After presenting at the HOW Design Conference in June, I realized that, despite the preceding weeks of nausea, I actually really loved being in front of an audience. I loved sharing the story of how my career had progressed over the last decade. I loved cracking stupid jokes and hearing the resulting laughter. And I loved (more than anything) having people approach me afterward to say how they were inspired by my words.

In October, I had the opportunity to speak again, twice in fact. Once in Philly, as part of the DesignPhiladelphia festival. Myself and four other designers/illustrators gave mini-lectures about self-generated projects. And the following week, I gave my "How to Survive Your Soul Crushing Day Job" talk at the South Dakota Advertising Federation in Sioux Falls. Both were wonderful experiences that required me to purchase new "speaking" outfits.

But it seems as if my aspirations of becoming the next Tony Robbins are no more. Much to my dismay, SXSW did not accept my proposal for the 2013 conference. Fine, I understand. Tough competition. That would have been freaking bad ass though.

But even more heart-breaking, HOW did not accept my proposal for their 2013 conference in San Francisco.

Admittedly, this was a shock. Not to sound arrogant, but I legitimately killed it at my session. Even if my topic wasn't ideal, I had assumed they would have given me another shot, solely based on the reception I received this year. I should not have made such an assumption.

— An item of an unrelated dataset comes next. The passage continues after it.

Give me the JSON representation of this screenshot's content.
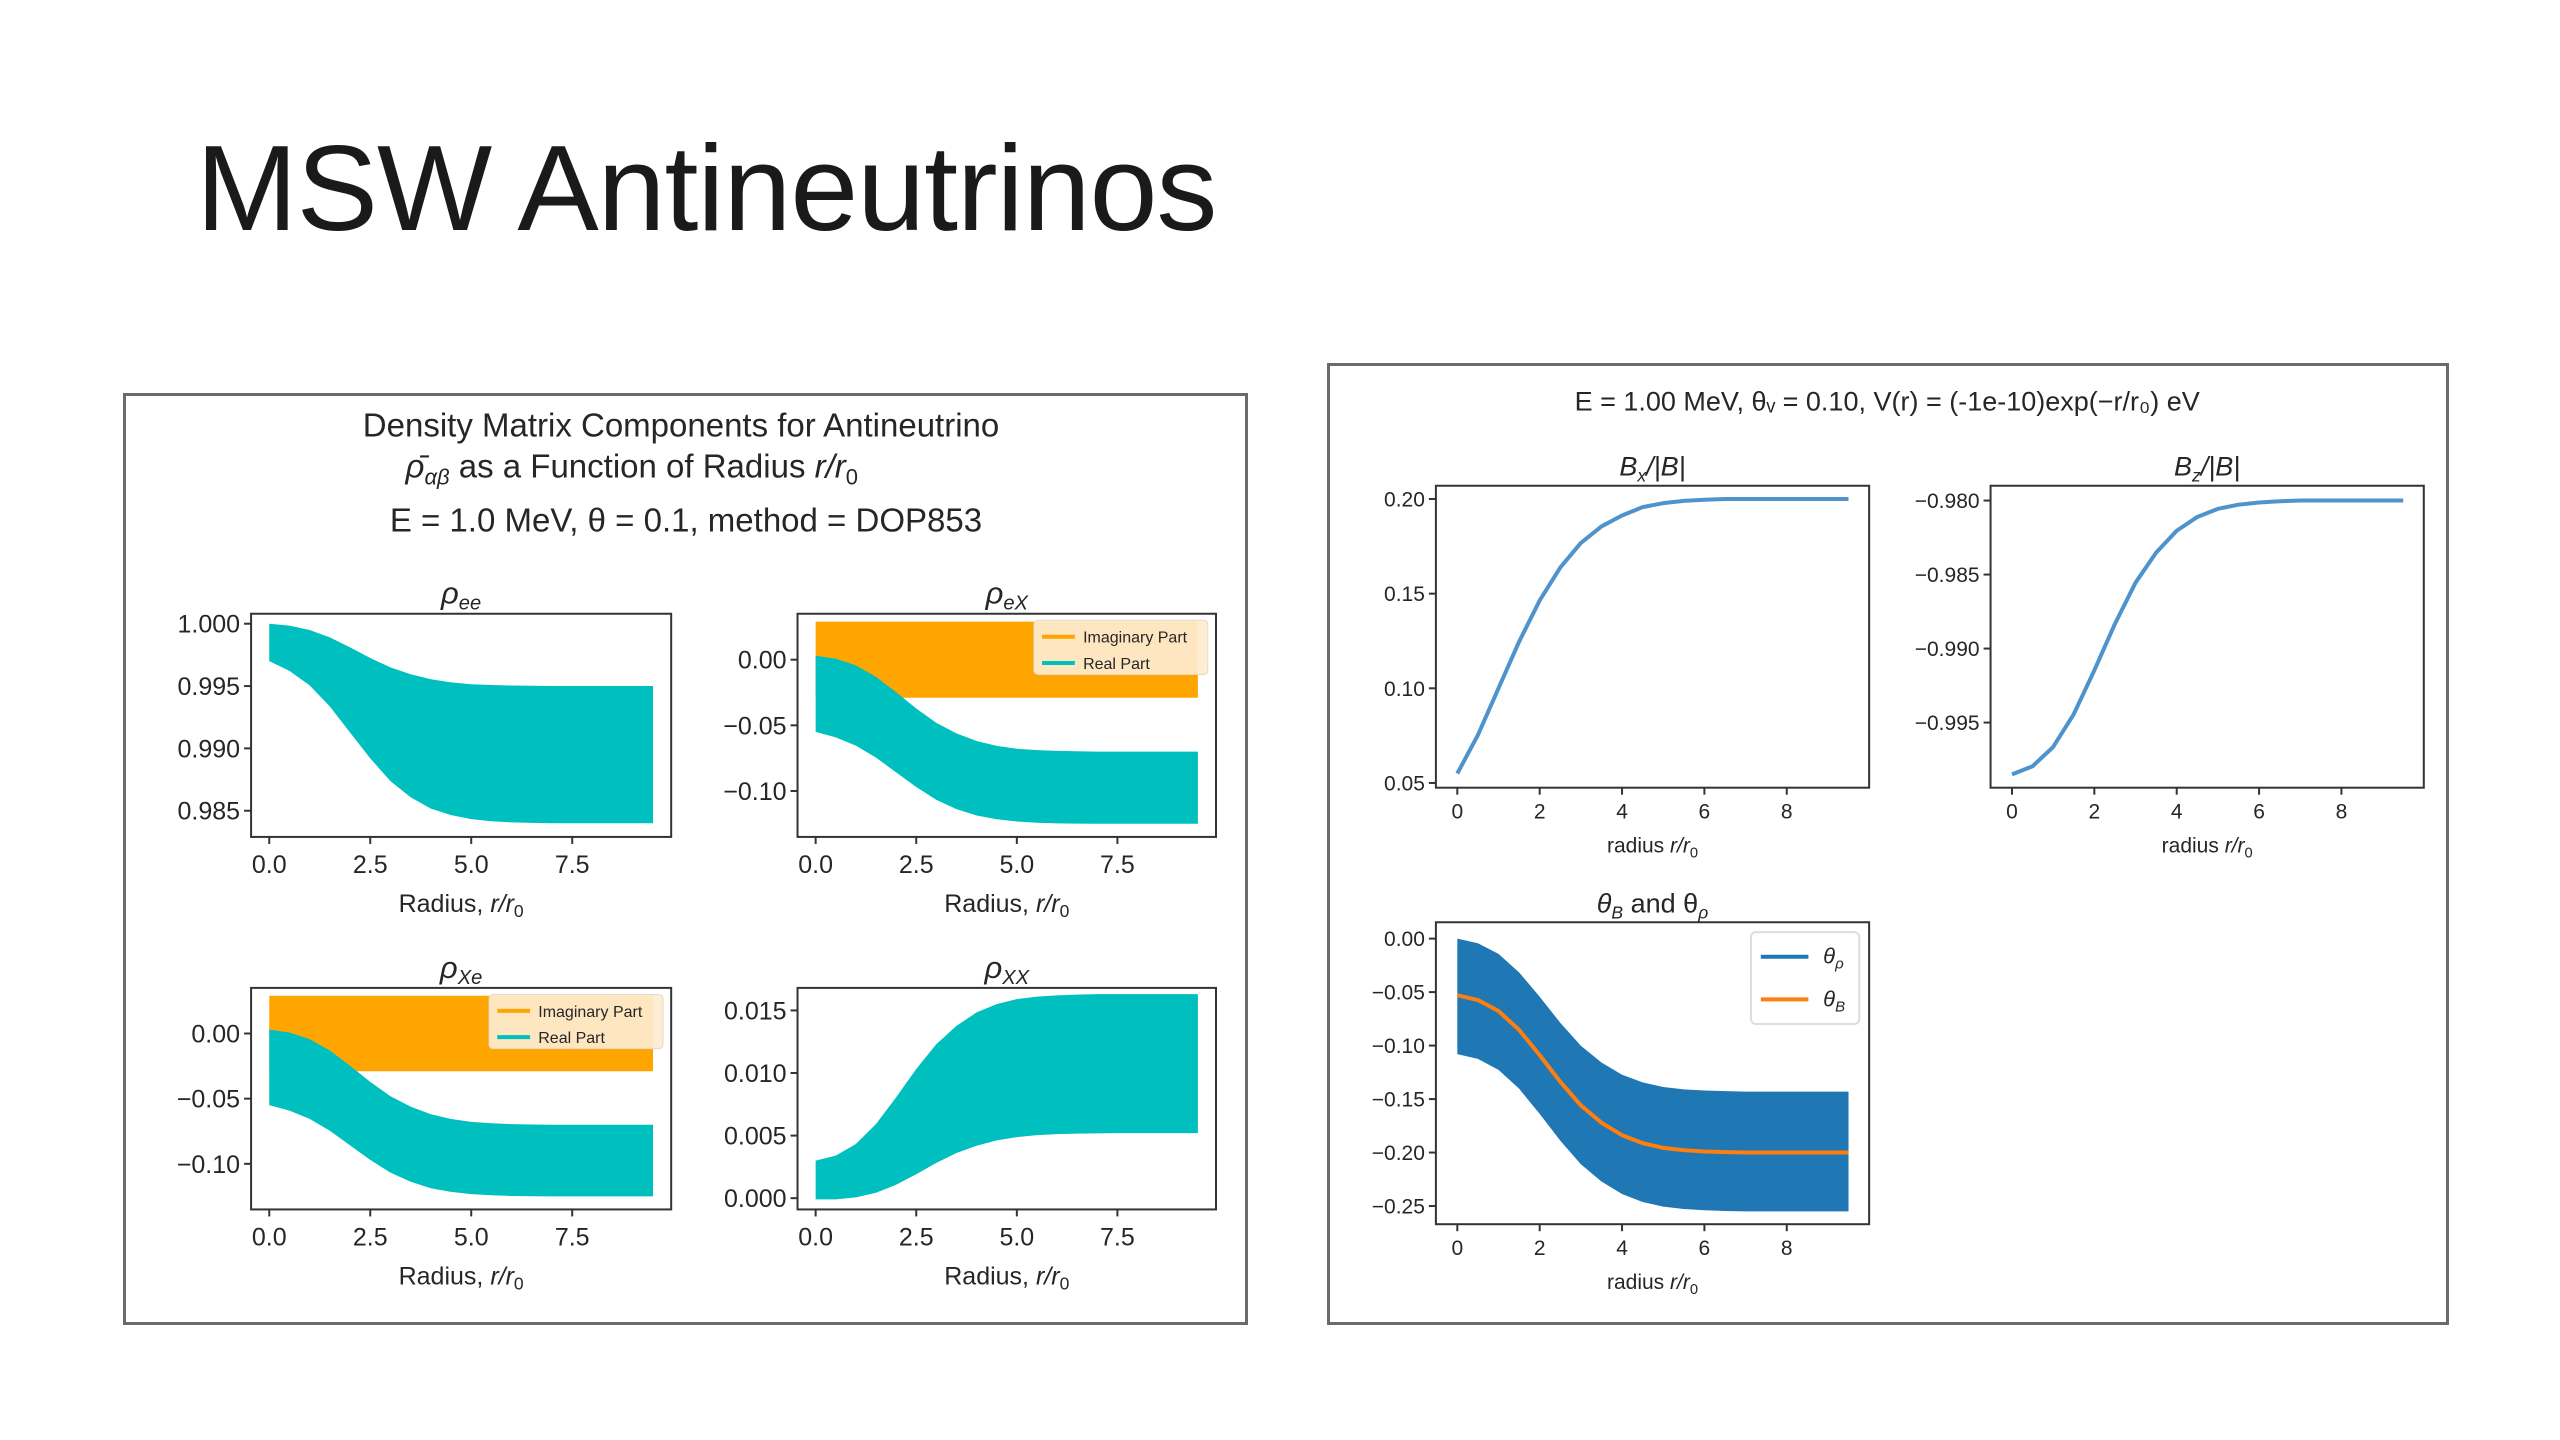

I think the worst part is that I didn't even receive a "We're sorry to inform you…" email. I just never heard back. Even my "Hey guys, just curious what's up…" email went unanswered. After participating in seven HOW Design Conferences over the years, I would have expected a bit more courtesy.

As of now, however, it's not completely over. I'm giving my talk again in January at the Ad Fed in Baton Rouge, so I have that to look forward to. And who knows, the opportunity may present itself again in the future, and if it does, I'll gladly accept the impending nausea.

Sunday, July 15, 2012

Back to the Drawing Board

Sometimes I feel as if I'm starting my career over from scratch. The transition from print to web, while exciting, has definitely been an adjustment. Since I have no formal training designing user interfaces, I'm attempting to figure it all out on the fly. This is not typically the way I'd like to approach developing new skillz.

In my entire 10 years as a print designer, I rarely pulled out a pencil and sketchbook for brainstorming. I know, I'm a disgrace. I'd do what every designer claims is the absolute worst thing to do (on par with using Comic Sans not ironically)…I'd start designing right on the computer. It was a bad habit that I never broke.

So now that it's almost like I'm getting a fresh start with a brand new career, it's time to start doing things right, even if I don't totally know what right means yet.

It's time for me to pick up a pencil, some markers, and sheets of paper and learn how to wireframe like a boss.

I started this week. And I can already see the benefit of starting out on paper. It helped me be more mindful of what I was creating, paying attention to proportions and dimensions and all that other stuff I'd take for granted by plugging away in Illustrator and Photoshop. (Wait, grids matter? Whoopsie!)

I want to be good at this. At my last job, I didn't really care because I didn't enjoy the work that I was doing. But now? I care. I care a lot. And I want to make work that I'm proud of and that my team is proud of. I want to improve. I want to be deadly. And I realize that it's going to take a lot of effort to get to that point. But I'm willing to do that.